Small business insurance premiums have risen by up to 60% since 2019, says the Insurance Council of Australia (ICA), which warns that outdated liability laws, ballooning legal costs and government red tape are pushing up costs.
In submissions to the Parliamentary Joint Committee’s inquiry into small business insurance, the ICA set out a reform agenda targeting cost drivers, including:
- A national review of liability laws to tackle claims cost pressures, including rising psychological injury and legal claims that flow directly through to premiums.
- Caps on legal costs and streamlined claims processes to stop legal fees consuming a disproportionate share of compensation payouts and to resolve claims faster.
- A national ban on claim farming, the practice of cold-calling or pressuring people into lodging injury claims, which inflates claims volumes and costs.
- Fairer government procurement rules so small businesses are not forced to take out insurance that is far more than the job requires or accept liability for risks they cannot insure against.
According to a statement released by the ICA, it has been 25 years since the last major national review of liability laws, and in that time, rising claims costs, legal fees and system inefficiencies have compounded to make public liability and professional indemnity cover increasingly unaffordable for small businesses and community organisations.
The ICA is also calling for funded risk management programmes to help small businesses and community organisations reduce risk exposure and keep premiums down.

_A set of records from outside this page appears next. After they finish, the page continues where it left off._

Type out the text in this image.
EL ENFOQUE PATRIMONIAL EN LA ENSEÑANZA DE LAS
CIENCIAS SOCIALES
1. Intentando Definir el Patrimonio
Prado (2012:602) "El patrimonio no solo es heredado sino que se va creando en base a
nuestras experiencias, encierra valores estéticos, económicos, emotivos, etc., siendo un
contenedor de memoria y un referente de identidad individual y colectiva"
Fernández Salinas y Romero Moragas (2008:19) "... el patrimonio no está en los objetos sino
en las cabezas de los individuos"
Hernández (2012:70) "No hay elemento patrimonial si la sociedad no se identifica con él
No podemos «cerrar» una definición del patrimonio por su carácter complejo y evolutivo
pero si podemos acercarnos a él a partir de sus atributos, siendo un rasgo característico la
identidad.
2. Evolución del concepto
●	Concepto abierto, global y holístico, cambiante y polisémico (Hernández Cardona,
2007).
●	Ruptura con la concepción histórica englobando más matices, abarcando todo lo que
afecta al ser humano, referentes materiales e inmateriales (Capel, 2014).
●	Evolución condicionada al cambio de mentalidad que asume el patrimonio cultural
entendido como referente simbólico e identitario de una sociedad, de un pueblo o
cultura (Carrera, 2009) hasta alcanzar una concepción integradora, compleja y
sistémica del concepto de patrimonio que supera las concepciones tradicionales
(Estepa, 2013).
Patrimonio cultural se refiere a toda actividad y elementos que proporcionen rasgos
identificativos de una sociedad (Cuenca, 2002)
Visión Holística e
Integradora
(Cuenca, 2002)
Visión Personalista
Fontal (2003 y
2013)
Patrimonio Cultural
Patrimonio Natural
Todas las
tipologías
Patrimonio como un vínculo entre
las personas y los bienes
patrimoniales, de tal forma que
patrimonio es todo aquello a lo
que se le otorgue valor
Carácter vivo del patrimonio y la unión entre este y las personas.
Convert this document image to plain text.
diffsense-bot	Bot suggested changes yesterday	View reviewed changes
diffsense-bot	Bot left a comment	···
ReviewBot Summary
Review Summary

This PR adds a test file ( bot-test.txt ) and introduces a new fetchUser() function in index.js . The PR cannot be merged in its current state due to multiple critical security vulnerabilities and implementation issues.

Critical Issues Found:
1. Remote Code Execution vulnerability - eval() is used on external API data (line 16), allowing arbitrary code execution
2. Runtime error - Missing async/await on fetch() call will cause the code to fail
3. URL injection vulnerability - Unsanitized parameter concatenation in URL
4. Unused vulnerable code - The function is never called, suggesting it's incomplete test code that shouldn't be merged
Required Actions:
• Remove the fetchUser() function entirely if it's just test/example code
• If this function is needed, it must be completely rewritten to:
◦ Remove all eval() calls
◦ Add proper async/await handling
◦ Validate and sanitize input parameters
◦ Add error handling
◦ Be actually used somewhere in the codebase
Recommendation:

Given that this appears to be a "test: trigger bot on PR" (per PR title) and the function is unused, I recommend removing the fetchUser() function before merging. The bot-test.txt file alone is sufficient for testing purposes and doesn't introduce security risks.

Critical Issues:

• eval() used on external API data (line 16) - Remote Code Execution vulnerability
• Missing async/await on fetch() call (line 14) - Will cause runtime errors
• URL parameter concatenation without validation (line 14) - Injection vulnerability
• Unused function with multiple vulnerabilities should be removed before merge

“It has been a quarter of a century since anyone properly looked at these laws, and the case for reform is overwhelming,” said ICA CEO Andrew Hall.
“Affordable insurance is what keeps small businesses and community organisations running; when a local cafĂ© or a community sports club cannot get cover, it is the local community that loses out.”
He added, “Well-targeted reform can bring costs down while still making sure injured people get fair compensation, and that is the outcome we want to work with governments to deliver.”